Honora war schon immer anders, in ihrem Zuhause, einem Dorf an der irischen Westküste, gilt sie als Außenseiterin. Als 1849 die Große Hungersnot ausbricht, verliert sie alles und macht sich auf den Weg nach Amerika, um dort ihre Freiheit zu finden.

Natürlich habe ich bereits einige Bücher über die Hungersnot in Irland gelesen, von der Tragödie in Doolough, County Mayo, aber noch nie etwas gehört. Das Tal ist nach dem See Doo Lough (auf Irisch Dúloch - schwarzer See) benannt. Während der Großen Hungersnot in Irland passierte dort im Jahre 1849 eine Tragödie. Die ländlichen Gegenden hatten am stärksten zu kämpfen mit der Not, die meisten Iren litten nicht nur Hunger, sondern hatten ihr Heim sowie ihre Einnahmen verloren. Die sogenannte Poor Law sollte den ärmsten der Armen eine Grundversorgung ermöglichen und um zu vermeiden, dass diese an Menschen ausgegeben wurde, die nicht dazu gehörten, schickte die englische Regierung Abordnungen zur Kontrolle nach Irland. Am 30.03.1849 kamen zwei Abgeordnete in Louisburgh an, abends sollten sich die Bedürftigen versammeln, wenn sie weiterhin diese Zuwendungen erhalten wollten. Nach einer Essenseinladung in die über zwanzig Kilometer entfernte Delphi Lodge beschlossen die Abgeordneten, dass sie die Kontrolle am Folgetag dort abhalten würden. Die über sechshundert geschwächten Männer, Frauen und Kinder hatten keine Wahl, als die Nacht durchzumarschieren, wenn sie nicht die wenigen Almosen verlieren wollten, die kaum zum Überleben reichten. Wieviele Menschen das Ziel erreichten, ist unbekannt. Diejenigen, die es geschafft hatten, wurden jedoch mit leeren Händen zurückgeschickt, sie sollten sich erneut in Louisburgh einfinden. Nach Schätzungen starben bei und durch diesen Marsch über vierhundert Menschen durch Hunger und Erschöpfung, viele sind erfroren.

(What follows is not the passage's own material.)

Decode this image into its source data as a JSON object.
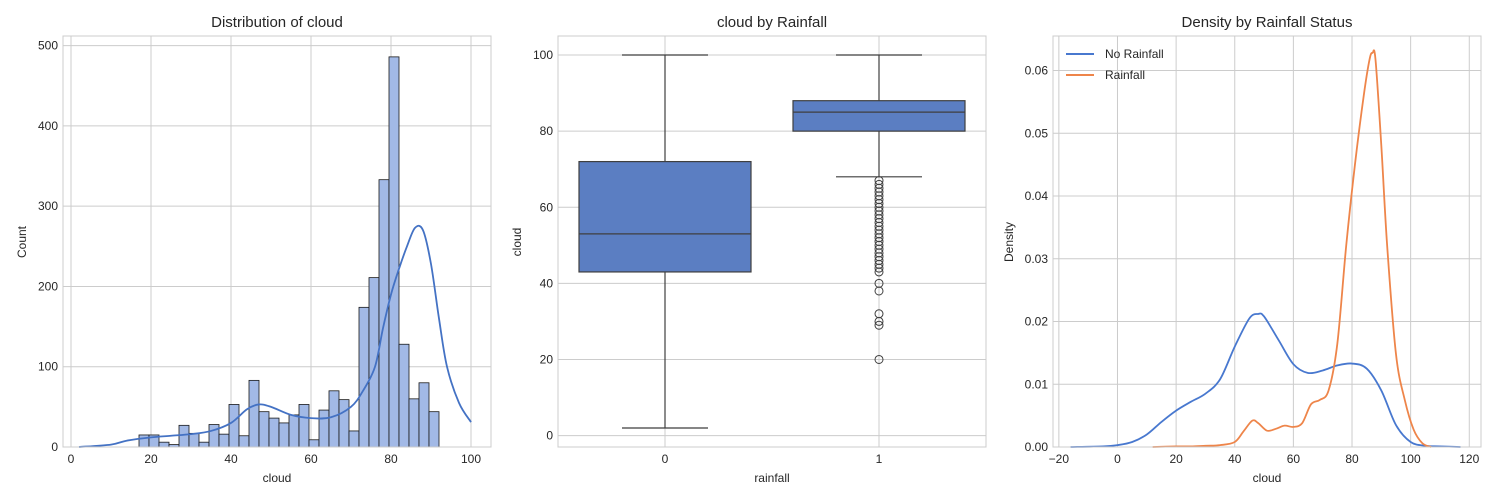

»Geschichten waren nur dann real, wenn sie erzählt wurden. Bei all den anderen, den verborgenen, nicht erzählten, nicht gehörten Geschichten - da war es, als wären die Dinge nie geschehen. Man konnte so tun als ob, oder die Ereignisse im Kopf so ummodeln, dass sie einem am Ende gefielen.« (Seite 115)

Als ich zu lesen anfing, brauchte ich einige Seiten, um reinzufinden ins Buch. Ich muss gestehen, dass mir anfangs nicht gefiel, was ich las, fast war ich versucht, das Buch auf die Seite zu legen. Zu meinem großen Glück habe ich das nicht getan und nur kurze Zeit später saß ich gebannt da und begleitete Honora auf ihrem Weg. Die Autorin hat rund um das Ereignis in Doolough eine Geschichte erzählt, die fast magisch war, und mir damit ein Lesevergnügen beschert, das unvergesslich bleiben wird - inklusive einem kleinen Splitter in meinem Herz. Wer erfahren möchte, welche Rolle das Volk der Cayuse, ein indianischer Stamm im heutigen US-Bundesstaat Oregon, dabei spielt und welche historische Verbindung es zwischen Iren und indigenen Amerikanern gibt, muss das Buch schon selbst lesen. Ich wünsche gute Unterhaltung. Es lohnt sich!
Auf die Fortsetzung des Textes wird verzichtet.